GRAND RAPIDS, Mich. (CNN) Health officials in southern New England and other parts of the country continue to monitor a spike in cases of Eastern equine encephalitis. The disease has a 30 percent fatality rate in humans and doctors say most survivors are likely to have severe neurological problems.
Mary Free Bed Hospital in Grand Rapids, Michigan, has treated half of the surviving EEE victims this year. Savannah Dehart, 14, is one of them.
"She's beating the odds. I mean, even when we first came here I don't think her prognosis was all that great," said Kerri Dooley, her mother.
Dooley says her daughter can't talk but she's slowly making progress with movement. Her doctor says it's a promising sign.
In Dr. Doug Henry's 25-year career, Dehart is his first patient with EEE. He says facilitating her rehab comes with challenges.
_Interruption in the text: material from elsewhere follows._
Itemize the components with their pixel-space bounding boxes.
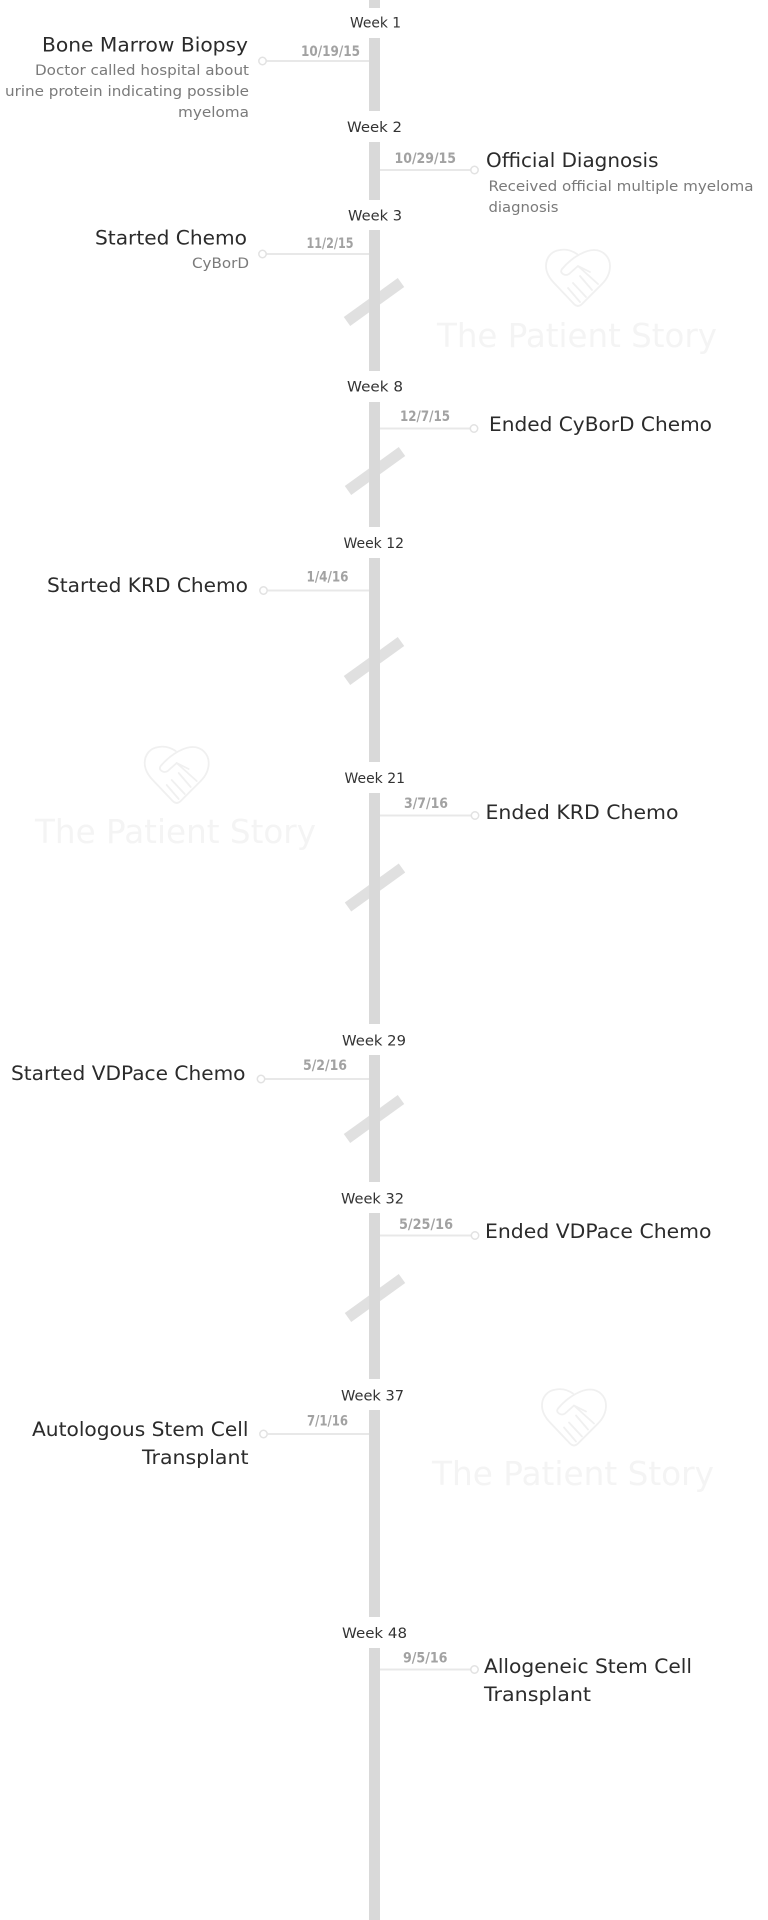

"I think what surprised me is really we how much we don't know about EEE. And in my particular area, how much we don't know about the rehabilitation effects on EEE and the prognosis and the recovery of EEE," he said.
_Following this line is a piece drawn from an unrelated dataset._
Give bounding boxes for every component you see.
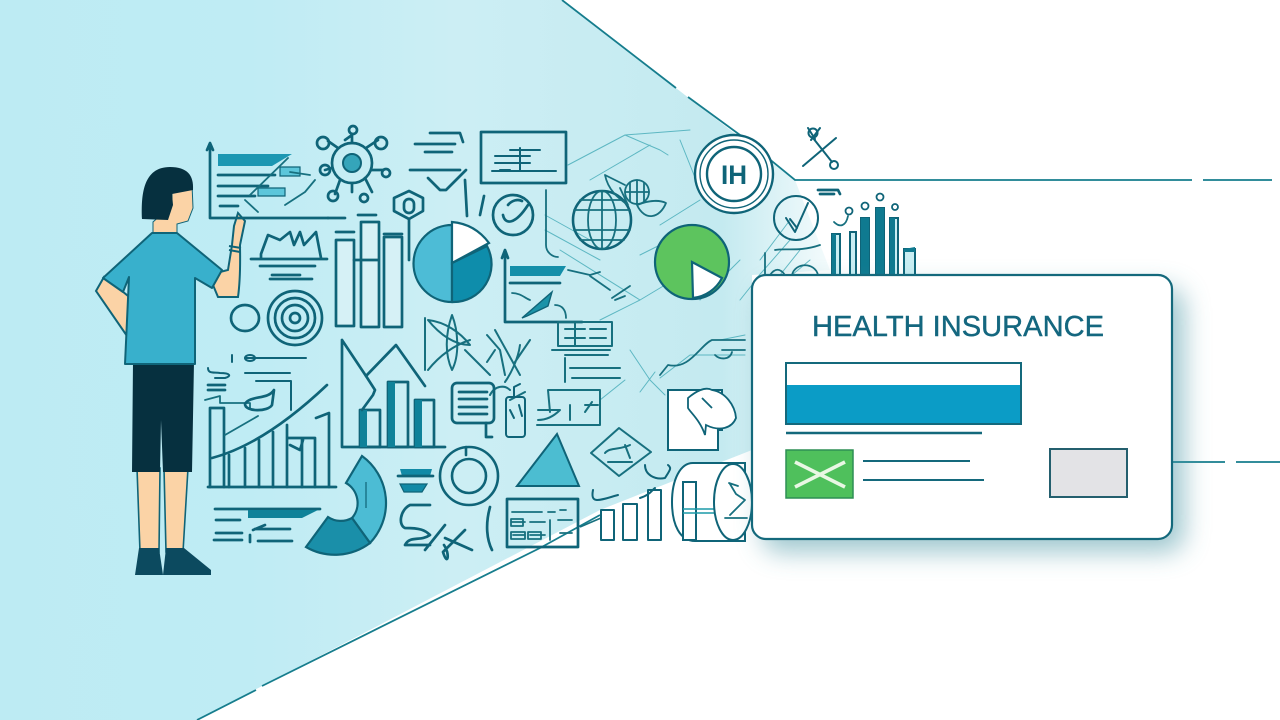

He says there are many questions about EEE that don't yet have answers, among them-- why the disease kills some patients while others walk away.
"It's so rare that we have very few patients to look at and see what kind of recovery they make," Henry said.
He expects Dehart to stay at the hospital for the next several months. Even after that, he says her recovery will likely be a journey.
"We keep being told it's a marathon, not a sprint. One of the doctors here, he's a resident here, his words to us were, 'Just keep on keeping on.' And I just remember that. We just keep on keeping on," Dooley said.
Henry says he's using rehabilitation principles similar to those used for patients with traumatic brain injuries or strokes. He says Dehart's case could help answer some of the many unknowns about EEE.